I think I'd have a problem with it if bad internet super sleuths came up with some nonsense reasons to try to destroy my reputation.
Alimentar@lemm.ee 8 months ago
Who actually cares? A niche group of people want to curate their games based on a personal preference. Nobody has the moral authority to tell them what they should or shouldn’t spend their money on.
ampersandrew@kbin.social 8 months ago
Eyck_of_denesle@lemmy.zip 8 months ago
You might want to read up on some of their tweets. Reputation is earned not given. SomeOrdinaryGamer made a good video highlighting stupidity from both sides.
Dremor@lemmy.world 8 months ago
In an ideal world, yes.
But unfortunately these days people prefer to follow blindly their bias and people validating said bias instead of investing the time required to investigate by their own mean, with least biased sources.
I’d blame social medias that make everything quasi instantaneous, but it is just a component of a whole, not the only cause.ampersandrew@kbin.social 8 months ago
That’s no excuse to try to get a user’s account banned.
I'd say it is. They highlight the part of Steam's rules against harassment, and while that's always subject to interpretation, they feel that this counts, and I'm inclined to agree.
The steam group had like 1000 people now it has almost 200,000 after the whole debacle.
Before this group blew up, YouTube channels with hundreds of thousands of subscribers were already making their bullshit conspiracy theories. People try to paint this as Streisand, but that's ridiculous. The Streisand effect is trying to hide something, which you still seem convinced they're trying to do despite highlighting their clients on their web page and getting listings in the credits of the games they work on. What it looks like to me instead is that:
- sensationalist YouTubers paint this company as the devil
- this curator is made in response
- it gets a natural, human reaction from the people targeted by this group
- the YouTubers from step 1 use that reaction to mean whatever they want it to mean
In no way did I foresee a way that this group didn't continue on the same trajectory with or without Sweet Baby responding to its existence.
SomeOrdinaryGamer made a good video highlighting stupidity from both sides.
I've seen one video from SomeOrdinaryGamers, and it was too many, but he's cited in this article as perpetuating the bullshit conspiracy theories, so I'm good.
brsrklf@jlai.lu 8 months ago
Except they’re not just saying “we don’t like this” and moving away. They’re using dogwhistles (“woke” is only the first one) and 4-chan level type of slurs in their cries of conspiracy. It’s a thinly disguised hate club, games are only an excuse.
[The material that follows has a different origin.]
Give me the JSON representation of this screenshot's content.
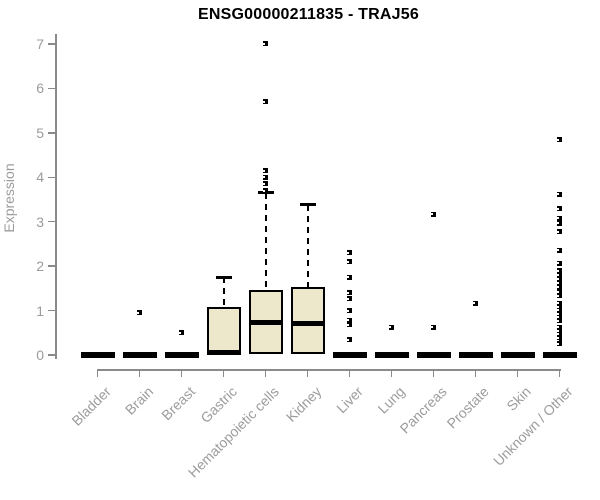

They tried to progressively hide it from their group’s front page, editing its language several times, but it was still there in the discussions in and around the group.
beaxingu@kbin.run 8 months ago
why are you just totally ignoring how this whole thing started in the first place with a sweet baby employ trying to take the group down and the account of the creator. yes editing it for people exactly like you that cant handle words on the internet and that needs to call everything hate so that you can get your way but that's not going to work anymore now like how it always should have been you are just very very funny.
Rhynoplaz@lemmy.world 8 months ago
Oh, bless your heart.
thesilverpig@lemmy.world 8 months ago
I don’t really know much about the sweat baby controversy, but whenever I see “bless your heart” it just comes of as weak tea as it avoids engaging with premises or arguments and condescends and I think it generally loses the argument from a third party perspective. At least I’ve never read it and thought, wow they really got them.
It might be trite but I always preferred agree to disagree as a disengage tactic. That’s just my two cents on internet discourse though.